In a story that sounds more like it would have taken place in The Shawshank Redemption, an inmate released from prison last week after serving more than 13 years did the only thing he could think to do when he became a free man: He went back to the scene of his original crime and got himself arrested again.
Christopher Miller was first convicted in 1999 for robbing a shoe store in Toms River, New Jersey and given a mandatory minimum sentence of just under 13 years. When he was released last Friday, he took a bus to Toms River and went back to the same store, unarmed, and stole $389 from the cash register, along with the cell phones of two employees. He threw the phones in a garbage can at the shopping center and didn't even keep the cash, which police reportedly found in a gutter behind the building. Miller was easily found just a few blocks away and arrested, almost as if he was waiting for the police to come take him home.
Toms River police chief Mitchell Little offered the following explanation of Miller's actions to NBC News New York: "Maybe that's the only life he knows, and the only thing he could think of was going back to the same store and doing the same crime again--getting caught and going back where he was taken care of and told what to do and getting meals and shelter and everything else."
Sadly, I think that Little is correct. Adjusting to life outside of the prison structure is a serious problem for inmates who have served long sentences, and is just one of the problems with the nation's current incarceration system. Some ex-offenders have no social contacts, no resources, and literally nowhere to go. It has especially become an issue for those suffering from mental illness, who sometimes get themselves arrested because prison is the only place where they can receive stable care and supervision.

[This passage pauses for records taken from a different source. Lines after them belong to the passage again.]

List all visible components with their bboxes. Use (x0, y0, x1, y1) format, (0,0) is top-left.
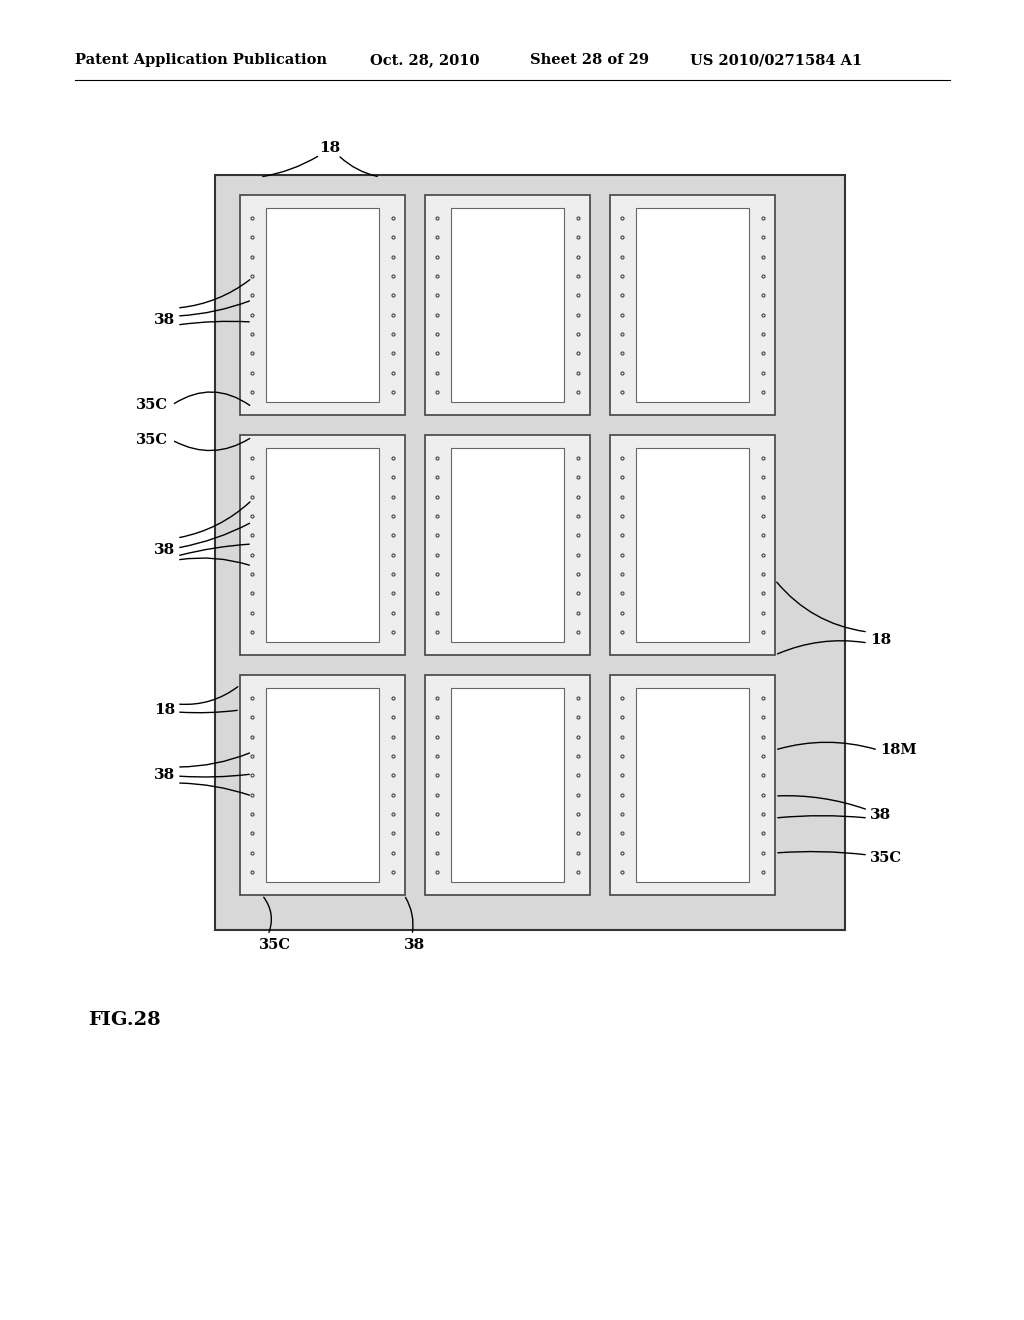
Bar (266, 688, 379, 882)
Text: 38: 38 (404, 939, 426, 952)
Bar (240, 195, 406, 414)
Text: US 2010/0271584 A1: US 2010/0271584 A1 (690, 53, 862, 67)
Text: 35C: 35C (136, 399, 168, 412)
Bar (240, 436, 406, 655)
Bar (266, 209, 379, 401)
Text: 38: 38 (155, 313, 176, 327)
Text: 35C: 35C (870, 851, 902, 865)
Bar (266, 449, 379, 642)
Bar (452, 209, 563, 401)
Bar (610, 436, 775, 655)
Text: 35C: 35C (136, 433, 168, 447)
Bar (636, 449, 749, 642)
Bar (610, 195, 775, 414)
Text: 38: 38 (155, 543, 176, 557)
Text: 18M: 18M (880, 743, 916, 756)
Text: 18: 18 (319, 141, 341, 154)
Text: FIG.28: FIG.28 (88, 1011, 161, 1030)
Text: Sheet 28 of 29: Sheet 28 of 29 (530, 53, 649, 67)
Bar (636, 209, 749, 401)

In the face of high recidivism rates, some states have looked into ways to better prepare inmates for the transition out of prison. Texas is one state that has implemented limited programming to attempt to reduce its prison population, with some success. In 2012 I interviewed a former Texas inmate who detailed some of those programs, which included such basics as how to look presentable for a job interview. The need for much more extensive programing is clearly there, he told me, but funding challenges prohibit more inmates from benefiting from this kind of assistance before their release.
Texas is also home to the fantastic nonprofit organization Bridges to Life, which provides prisons with a restorative justice program geared toward rehabilitation. But the program also gives inmates an opportunity to hone their social skills by interacting with people outside the prison culture--a critical tool needed for adjusting to life after incarceration. Such grassroots efforts are one way that individuals can volunteer their time to help those in prison prepare for the day when they get out, and to help make sure they stay out, all without adding an additional financial burden to the prison system.
If one thing is clear from Christopher Miller's case, it is that simply reducing the prison population isn't enough. Major efforts are needed to help the people released from prison to redeem themselves and to live healthy and productive lives once their prison term is behind them. For a pro-life church, protecting and improving the lives of this vulnerable population should be a serious concern.